Et si moi, un pauvre mélomane du rang, je sais, qu'on ne me fasse pas croire que les salles et le label ne savent pas.
Chaque musicien qui s'exprime sur Christie souligne, dans des termes diversement diplomatiques, sa grande dureté humaine. Et au delà. Ces choses-là sont publiques, depuis des années.
https://www.theartsdesk.com/classical-music/interview-william-christie
Par exemple cet article de Libération de 2003 (!) qui rapporte (vu par le journaliste, pas un bruit de couloir) que Christie embrasse ses musiciens sur la bouche avant de commencer une répétition – je veux bien qu'ils soient tous amis et consentants, mais mis en parallèle avec la violence de ses relations de travail, voilà qui ne met pas à l'aise.
https://www.liberation.fr/portrait/2003/03/27/bien-baroque_459748/
Autres types de témoignages, recueillis dans un journal vendéen (tenu par des journalistes, pas juste un fanzine) qui s'intéressait en 2021 à la résidence artistique de Christie, et où des artistes s'expriment à visage découvert.
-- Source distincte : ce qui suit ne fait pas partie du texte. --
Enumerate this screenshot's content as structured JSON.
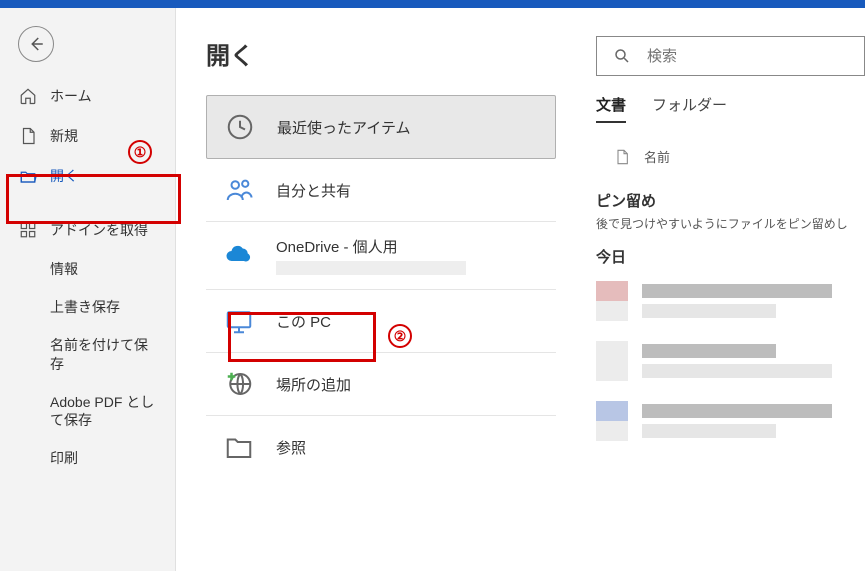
{
  "sidebar": {
    "home": "ホーム",
    "new": "新規",
    "open": "開く",
    "get_addins": "アドインを取得",
    "info": "情報",
    "save": "上書き保存",
    "save_as": "名前を付けて保存",
    "save_adobe": "Adobe PDF として保存",
    "print": "印刷"
  },
  "annot": {
    "badge1": "①",
    "badge2": "②"
  },
  "page_title": "開く",
  "locations": {
    "recent": "最近使ったアイテム",
    "shared": "自分と共有",
    "onedrive": "OneDrive - 個人用",
    "this_pc": "この PC",
    "add_place": "場所の追加",
    "browse": "参照"
  },
  "search": {
    "placeholder": "検索"
  },
  "tabs": {
    "documents": "文書",
    "folders": "フォルダー"
  },
  "columns": {
    "name": "名前"
  },
  "sections": {
    "pinned_title": "ピン留め",
    "pinned_note": "後で見つけやすいようにファイルをピン留めし",
    "today_title": "今日"
  }
}
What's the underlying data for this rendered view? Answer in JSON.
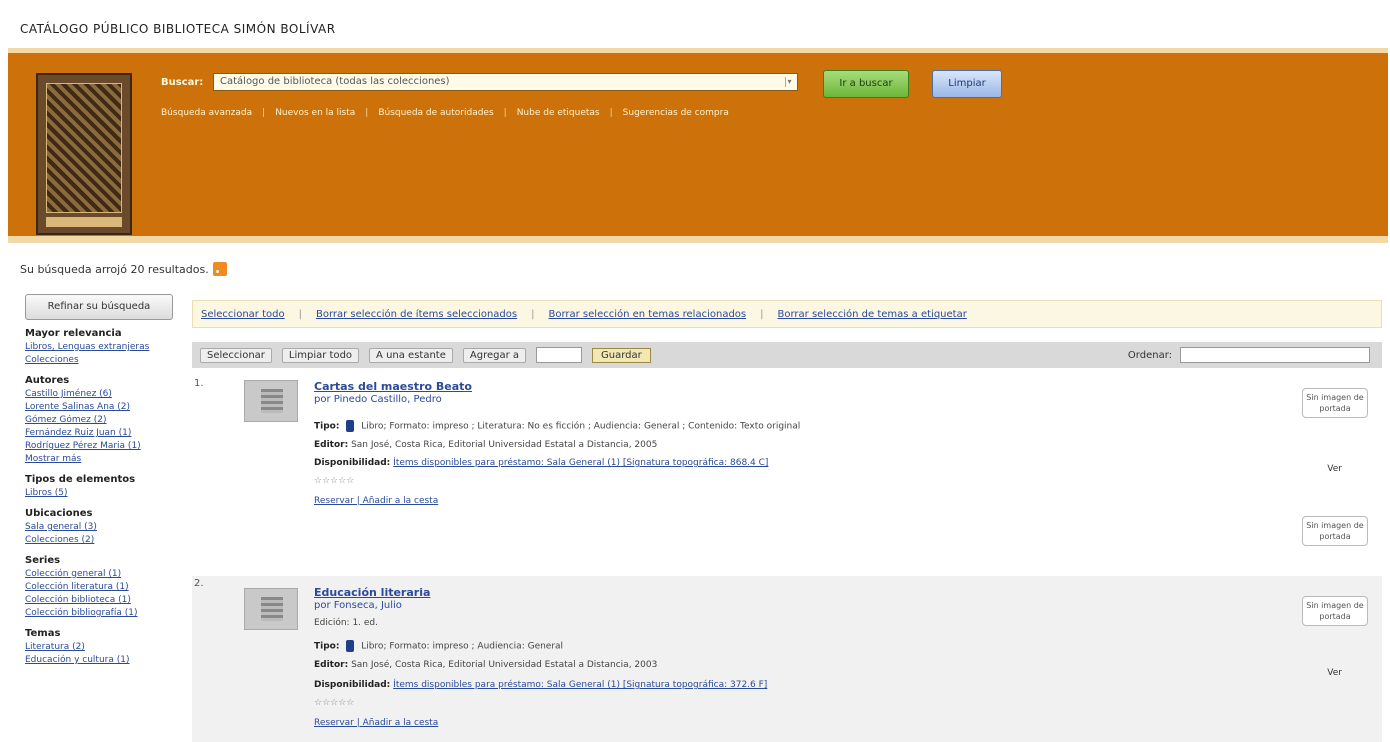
{
  "page_title": "CATÁLOGO PÚBLICO BIBLIOTECA SIMÓN BOLÍVAR",
  "header": {
    "search_label": "Buscar:",
    "search_value": "Catálogo de biblioteca (todas las colecciones)",
    "search_button": "Ir a buscar",
    "clear_button": "Limpiar",
    "links": [
      "Búsqueda avanzada",
      "Nuevos en la lista",
      "Búsqueda de autoridades",
      "Nube de etiquetas",
      "Sugerencias de compra"
    ]
  },
  "results": {
    "count_text": "Su búsqueda arrojó 20 resultados."
  },
  "sidebar": {
    "refine_button": "Refinar su búsqueda",
    "facets": [
      {
        "title": "Mayor relevancia",
        "items": [
          "Libros, Lenguas extranjeras",
          "Colecciones"
        ]
      },
      {
        "title": "Autores",
        "items": [
          "Castillo Jiménez (6)",
          "Lorente Salinas Ana (2)",
          "Gómez Gómez (2)",
          "Fernández Ruiz Juan (1)",
          "Rodríguez Pérez Maria (1)",
          "Mostrar más"
        ]
      },
      {
        "title": "Tipos de elementos",
        "items": [
          "Libros (5)"
        ]
      },
      {
        "title": "Ubicaciones",
        "items": [
          "Sala general (3)",
          "Colecciones (2)"
        ]
      },
      {
        "title": "Series",
        "items": [
          "Colección general (1)",
          "Colección literatura (1)",
          "Colección biblioteca (1)",
          "Colección bibliografía (1)"
        ]
      },
      {
        "title": "Temas",
        "items": [
          "Literatura (2)",
          "Educación y cultura (1)"
        ]
      }
    ]
  },
  "toolbar": {
    "select_all": "Seleccionar todo",
    "links": [
      "Borrar selección de ítems seleccionados",
      "Borrar selección en temas relacionados",
      "Borrar selección de temas a etiquetar"
    ],
    "page_controls": [
      "Seleccionar",
      "Limpiar todo",
      "A una estante",
      "Agregar a"
    ],
    "go_button": "Guardar",
    "sort_label": "Ordenar:"
  },
  "items": [
    {
      "num": "1.",
      "title": "Cartas del maestro Beato",
      "author": "por Pinedo Castillo, Pedro",
      "type_prefix": "Tipo:",
      "type_text": "Libro; Formato: impreso ; Literatura: No es ficción ; Audiencia: General ; Contenido: Texto original",
      "detail_label": "Editor:",
      "detail_text": "San José, Costa Rica, Editorial Universidad Estatal a Distancia, 2005",
      "availability_label": "Disponibilidad:",
      "availability_text": "Ítems disponibles para préstamo: Sala General (1) [Signatura topográfica: 868.4 C]",
      "actions": "Reservar | Añadir a la cesta",
      "side_top": "Sin imagen de portada",
      "side_label": "Ver",
      "side_bottom": "Sin imagen de portada"
    },
    {
      "num": "2.",
      "title": "Educación literaria",
      "author": "por Fonseca, Julio",
      "edition": "Edición: 1. ed.",
      "type_prefix": "Tipo:",
      "type_text": "Libro; Formato: impreso ; Audiencia: General",
      "detail_label": "Editor:",
      "detail_text": "San José, Costa Rica, Editorial Universidad Estatal a Distancia, 2003",
      "availability_label": "Disponibilidad:",
      "availability_text": "Ítems disponibles para préstamo: Sala General (1) [Signatura topográfica: 372.6 F]",
      "actions": "Reservar | Añadir a la cesta",
      "side_top": "Sin imagen de portada",
      "side_label": "Ver"
    }
  ]
}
Pour ce dernier point, Hugo Reyne a depuis donné des détails publics (notamment sur sa page Facebook), ce qui a entraîné des débats avec d'autres anciens membres du milieu baroque français, d'accord ou pas d'accord entre eux, mais qui concordent globalement sur la dureté de Christie dans les rapports humains. La plainte d'Hugo Reyne n'a pas été instruite car les faits étaient prescrits en 2020.
Ainsi Christopher Bayton, l'ancien délégué général des Arts Florissants, cité dans l'article et très en colère contre Hugo Reyne, tout en défendant absolument Christie, évoque l'atmosphère de travail. [La conversation est publique mais éprouvante à lire, les échanges sont très violents.]
Évidemment, des personnes qui ont fréquenté les Arts Flo m'ont raconté d'autres colères ou humiliations auxquelles elles ont assisté, auxquelles je crois parce que je fais confiance à ces personnes, mais que je n'ai aucun moyen de vérifier concrètement – et dont je n'ai certainement pas un souvenir assez précis pour les relayer ! Le milieu (que je ne fréquente pas assidûment mais croise quelquefois) bruisse aussi d'accusations plus graves, que je n'ai, pour le coup, aucun moyen de vérifier. Tout cela pour dire que ce ne sont pas des articles qui apparaissent comme une surprise ou comme une cabale : Christie est connu pour être désagréable – le mot « odieux » revient souvent dans les articles ou les récits oraux.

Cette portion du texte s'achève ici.